Rice (Oryza sativa L.) is the most important grain crop in China, its planting area accounting for 30% of all grain crops, and its yield for 40% of the grain yields. More than half of world's population relies on rice as its primary food staple. China and other rice producing countries face problems of feeding an increasing population, global warming and a reduction in rice planting area. Accurate prediction of rice growth and productivity under varying environmental conditions will be helpful in developing appropriate agricultural policies and ensuring adequate food production.
Crop simulation models can dynamically describe the biophysical and physiological processes of growth, development and yield, and provide a quantitative tool for predicting the productivity level of a crop in relation to genotype, environment and management [1], [2] and [3]. Several growth simulation models have been developed for rice, including SIMRIW [4], CERES-Rice [5] and [6] and ORYZA [7] and [8], each performing well. These models use development stage (DS) or a development index to predict phenology, and use partitioning coefficients to estimate organ biomass. Some coefficients have different values at different stages, which complicates their application.
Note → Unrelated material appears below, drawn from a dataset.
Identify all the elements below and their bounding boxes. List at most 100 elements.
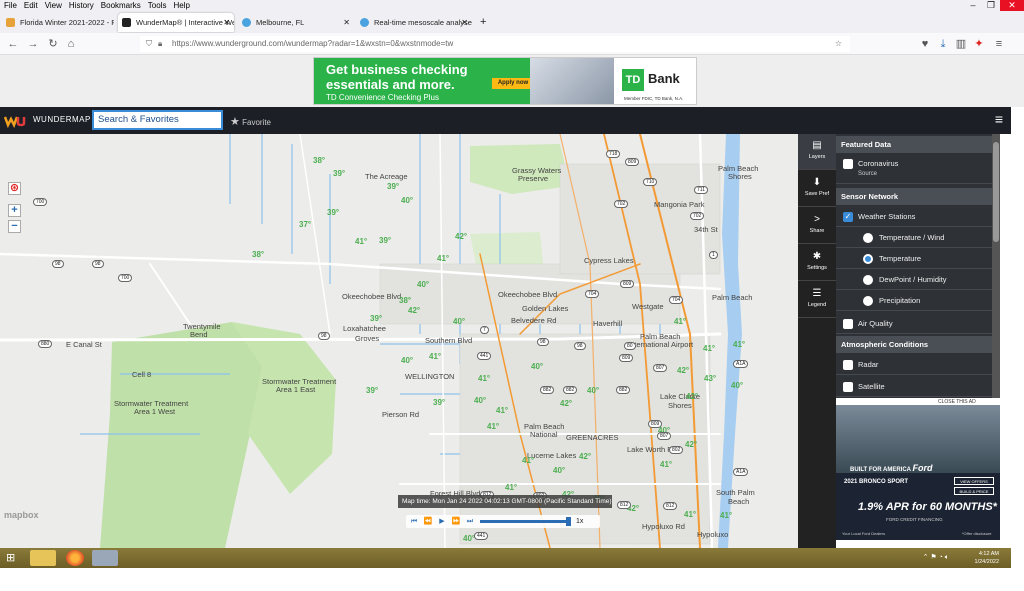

Cao et al. [9] and [10] developed a wheat growth model using physiological development time (PDT) as a scaler for phenology and a partitioning index for organ growth, resulting in fewer parameters while providing good predictability and applicability.
The primary objectives of this study were (1) to develop an eco-physiological process-based simulation model of rice growth, development, and yield (RiceGrow) by quantifying and integrating the fundamental relations of developmental and growth processes with environmental factors, genotypic parameters and management practices by using physiological development time and a partitioning index, and (2) to compare results from the RiceGrow model with results from the ORYZA2000 model using the same datasets to determine if RiceGrow, with fewer input parameters, would provide similar or improved results compared with ORYZA2000 [8].